Hurricane Dorian putting on a lightning show tonight.
Spectacular imagery. pic.twitter.com/cdrs22PZqe
— Dakota Smith (@weatherdak) August 30, 2019
Not only do Smith’s videos depict the storm’s violent lights show, but they also indicate potentially brewing trouble. A number of flashes in Dorian’s inner core, caught by satellites in the last days of August, suggested the worst was yet to come.
Lightning flashes during a tropical cyclone aren’t exactly rare, but they usually strike quite infrequently and are generally confined to the periphery. To see them popping up regularly in the eyewall of Dorian is therefore an ominous indication.
“Lightning in the eyewall does normally signify deep convection,” Smith explained to ScienceAlert. “This usually means the storm is maintaining or increasing in strength.”
Hurricanes are the most deadly storms on Earth, and recent research indicates that lightning activity tends to increase right before one of these storms intensifies.
Several observations over the years have revealed that when a hurricane is growing rapidly, it can produce abundant lightning activity in its very centre.
Take a look at all that lightning! The Geostationary Lightning Mapper aboard NOAA’s #GOESEast captured this view of all the lightning associated with #HurricaneDorian2019 in the morning hours of Aug. 30, 2019. Follow the storm’s path here: https://t.co/raWlm8629m pic.twitter.com/qxOMNmzXIq
— NOAA Satellites (@NOAASatellites) August 30, 2019
Because the eye of a tropical hurricane or cyclone is warmer than the air that lies over the ocean, this creates weaker updrafts in the middle of the storm. According to NOAA, this means the inner core contains less super-cooled water, which is what provides the necessary electrical charge for a thunderstorm.
But when convection suddenly changes, creating small bursts in the centre of the storm, electrical currents can run amock.

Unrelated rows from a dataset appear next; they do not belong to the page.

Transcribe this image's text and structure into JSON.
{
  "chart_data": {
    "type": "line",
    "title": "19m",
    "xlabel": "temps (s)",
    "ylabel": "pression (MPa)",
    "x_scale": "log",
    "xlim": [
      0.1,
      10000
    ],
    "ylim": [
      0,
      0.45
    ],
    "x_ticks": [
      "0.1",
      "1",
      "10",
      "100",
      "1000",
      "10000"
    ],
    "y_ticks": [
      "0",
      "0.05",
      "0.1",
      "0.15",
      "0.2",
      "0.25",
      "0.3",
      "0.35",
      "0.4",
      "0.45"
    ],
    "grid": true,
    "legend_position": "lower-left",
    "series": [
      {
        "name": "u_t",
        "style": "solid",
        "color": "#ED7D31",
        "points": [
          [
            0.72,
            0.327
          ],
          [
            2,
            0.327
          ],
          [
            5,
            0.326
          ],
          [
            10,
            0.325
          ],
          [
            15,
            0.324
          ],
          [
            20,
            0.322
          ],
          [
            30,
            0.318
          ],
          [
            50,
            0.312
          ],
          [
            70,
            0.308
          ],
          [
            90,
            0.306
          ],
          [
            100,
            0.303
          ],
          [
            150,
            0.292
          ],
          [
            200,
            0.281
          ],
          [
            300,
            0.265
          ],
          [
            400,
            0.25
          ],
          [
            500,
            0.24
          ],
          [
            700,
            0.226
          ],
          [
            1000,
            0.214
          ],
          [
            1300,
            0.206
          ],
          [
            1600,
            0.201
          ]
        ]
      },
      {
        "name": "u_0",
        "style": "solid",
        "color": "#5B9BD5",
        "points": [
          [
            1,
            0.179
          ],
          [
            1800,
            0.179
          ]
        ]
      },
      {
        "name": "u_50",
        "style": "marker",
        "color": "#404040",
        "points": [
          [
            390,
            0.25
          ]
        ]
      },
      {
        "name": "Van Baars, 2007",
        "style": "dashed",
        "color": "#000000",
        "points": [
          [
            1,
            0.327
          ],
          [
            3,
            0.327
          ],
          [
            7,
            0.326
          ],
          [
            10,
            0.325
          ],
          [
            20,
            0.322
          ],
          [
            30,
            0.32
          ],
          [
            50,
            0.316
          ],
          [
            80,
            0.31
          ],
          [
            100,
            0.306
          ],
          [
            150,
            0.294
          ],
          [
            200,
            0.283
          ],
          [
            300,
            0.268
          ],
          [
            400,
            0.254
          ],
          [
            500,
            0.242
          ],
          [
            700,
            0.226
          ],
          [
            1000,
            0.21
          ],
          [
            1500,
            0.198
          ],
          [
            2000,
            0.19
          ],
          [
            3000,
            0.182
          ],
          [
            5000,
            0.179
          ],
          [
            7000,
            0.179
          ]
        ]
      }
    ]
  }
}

As a result, lightning flashes are thought to be a useful tool for forecasting hurricanes. While scientists are still working out exactly what these flashes can tell us, from the little we know so far, when lightning shows up in the eye of a hurricane, it’s not something to ignore.
“Generally there’s not a lot of lightning in the hurricane eyewall region,” explained atmospheric scientist Richard Blakeslee on the NASA website.
“So when people detect a lot of lightning in a hurricane, they perk up – they say, okay, something’s happening.”
Two days after these lightning storms first showed up, Dorian was upgraded to Category 5 status, hitting the Bahamas with full force. Today, the storm is currently pummelling the island nation and it’s predicted to continue on to Florida and the Carolinas later this week.
After reaching a peak on Sunday, the storm is now classified as a Category 4 ‘major’ hurricane, which means it has the power to rip roofs off houses and uproot trees with its 233 km/h winds (145 mph).
Dorian is estimated to be the second-most powerful hurricane ever recorded in the Atlantic Ocean.